3 signes physiques de démence qui précèdent parfois les troubles de mémoire
Avec l’âge, certains proches présentent des changements de comportements physiques. S’ils semblent sans lien avec un déclin cognitif, ils font pourtant partie des troubles moteurs et sensoriels des maladies apparentées à Alzheimer.
Une perte d’équilibre
Vous pensez que les chutes fréquentes, la démarche hésitante, le besoin de s’appuyer sur les meubles pour se déplacer sont liés à un problème articulaire ou une crise d’arthrose[1] ? Pas toujours… D’après les gériatres, ces déplacements hésitants illustrent une perte de capacité progressive du système nerveux central à coordonner les mouvements.

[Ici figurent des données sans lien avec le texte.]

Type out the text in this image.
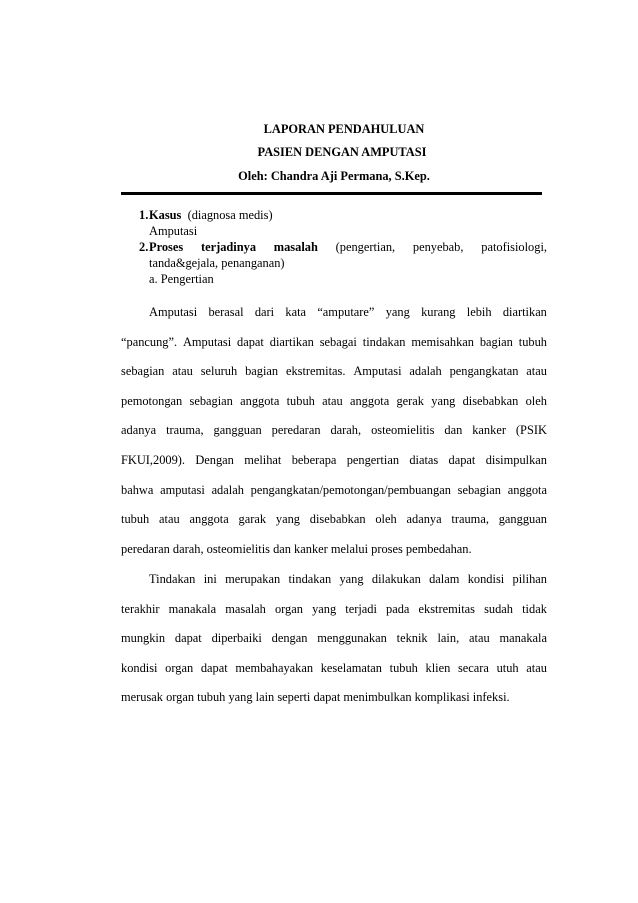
LAPORAN PENDAHULUAN
PASIEN DENGAN AMPUTASI
Oleh: Chandra Aji Permana, S.Kep.
1. Kasus (diagnosa medis)
Amputasi
2. Proses terjadinya masalah (pengertian, penyebab, patofisiologi,
tanda&gejala, penanganan)
a. Pengertian
Amputasi berasal dari kata “amputare” yang kurang lebih diartikan
“pancung”. Amputasi dapat diartikan sebagai tindakan memisahkan bagian tubuh
sebagian atau seluruh bagian ekstremitas. Amputasi adalah pengangkatan atau
pemotongan sebagian anggota tubuh atau anggota gerak yang disebabkan oleh
adanya trauma, gangguan peredaran darah, osteomielitis dan kanker (PSIK
FKUI,2009). Dengan melihat beberapa pengertian diatas dapat disimpulkan
bahwa amputasi adalah pengangkatan/pemotongan/pembuangan sebagian anggota
tubuh atau anggota garak yang disebabkan oleh adanya trauma, gangguan
peredaran darah, osteomielitis dan kanker melalui proses pembedahan.
Tindakan ini merupakan tindakan yang dilakukan dalam kondisi pilihan
terakhir manakala masalah organ yang terjadi pada ekstremitas sudah tidak
mungkin dapat diperbaiki dengan menggunakan teknik lain, atau manakala
kondisi organ dapat membahayakan keselamatan tubuh klien secara utuh atau
merusak organ tubuh yang lain seperti dapat menimbulkan komplikasi infeksi.
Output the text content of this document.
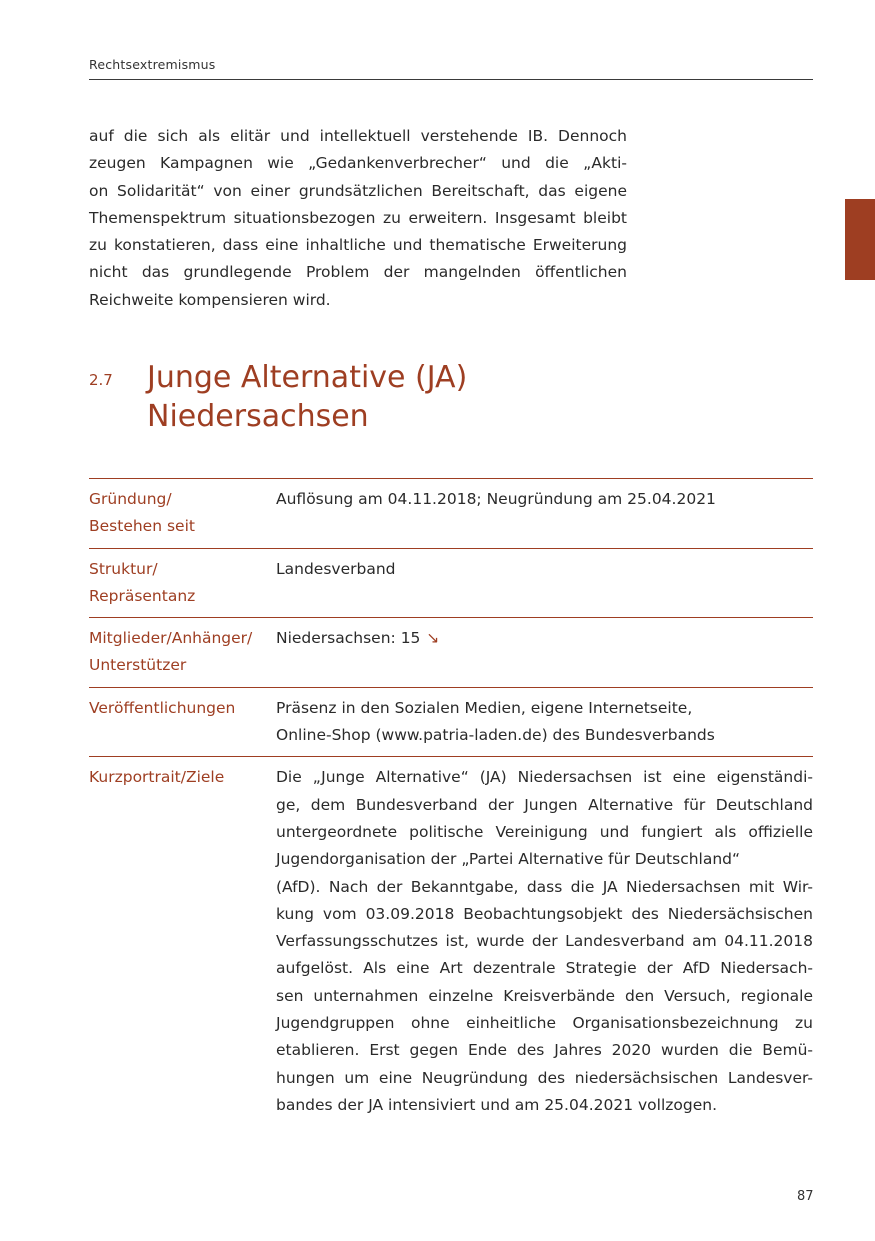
Rechtsextremismus
auf die sich als elitär und intellektuell verstehende IB. Dennoch
zeugen Kampagnen wie „Gedankenverbrecher“ und die „Akti-
on Solidarität“ von einer grundsätzlichen Bereitschaft, das eigene
Themenspektrum situationsbezogen zu erweitern. Insgesamt bleibt
zu konstatieren, dass eine inhaltliche und thematische Erweiterung
nicht das grundlegende Problem der mangelnden öffentlichen
Reichweite kompensieren wird.
2.7 Junge Alternative (JA)
Niedersachsen
Gründung/
Bestehen seit
Auflösung am 04.11.2018; Neugründung am 25.04.2021
Struktur/
Repräsentanz
Landesverband
Mitglieder/Anhänger/
Unterstützer
Niedersachsen: 15 ↘
Veröffentlichungen	Präsenz in den Sozialen Medien, eigene Internetseite,
Online-Shop (www.patria-laden.de) des Bundesverbands
Kurzportrait/Ziele	Die „Junge Alternative“ (JA) Niedersachsen ist eine eigenständi-
ge, dem Bundesverband der Jungen Alternative für Deutschland
untergeordnete politische Vereinigung und fungiert als offizielle
Jugendorganisation der „Partei Alternative für Deutschland“
(AfD). Nach der Bekanntgabe, dass die JA Niedersachsen mit Wir-
kung vom 03.09.2018 Beobachtungsobjekt des Niedersächsischen
Verfassungsschutzes ist, wurde der Landesverband am 04.11.2018
aufgelöst. Als eine Art dezentrale Strategie der AfD Niedersach-
sen unternahmen einzelne Kreisverbände den Versuch, regionale
Jugendgruppen ohne einheitliche Organisationsbezeichnung zu
etablieren. Erst gegen Ende des Jahres 2020 wurden die Bemü-
hungen um eine Neugründung des niedersächsischen Landesver-
bandes der JA intensiviert und am 25.04.2021 vollzogen.
87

Un simple trajet jusqu’à la cuisine peut alors devenir un risque de chute, avec des conséquences parfois lourdes chez une personne âgée (fracture, hospitalisation, perte d’autonomie brutale).
Une démarche différente
Marcher normalement demande la coordination de plusieurs zones cérébrales : lobe frontal, noyaux gris centraux, cervelet, voies motrices. Or, un changement de démarche avec une rigidité, des pieds qui traînent, une posture voûtée, une marche qui ralentit sans raison évoque les symptômes de la maladie de Parkinson et la démence à corps de Lewy.
Les dépôts d’alpha-synucléine par les corps de Lewy touchent notamment le tronc cérébral et les noyaux gris centraux, les mêmes structures liées à la dopamine qui coordonnent le mouvement. Répété sur plusieurs mois, ce “faux” signe de vieillissement mérite un avis médical.
Perte d’odorat
Un autre trouble sensoriel aussi associé à la démence à corps de Lewy est lorsqu’une personne ne perçoit plus les odeurs comme le brûlé ou le gaz, ou qui ne distingue plus les saveurs.
Or, les conséquences sont dangereuses : un plat oublié sur le feu, une fuite de gaz non détectée, ou simplement une perte de plaisir à manger avec un risque de dénutrition progressive.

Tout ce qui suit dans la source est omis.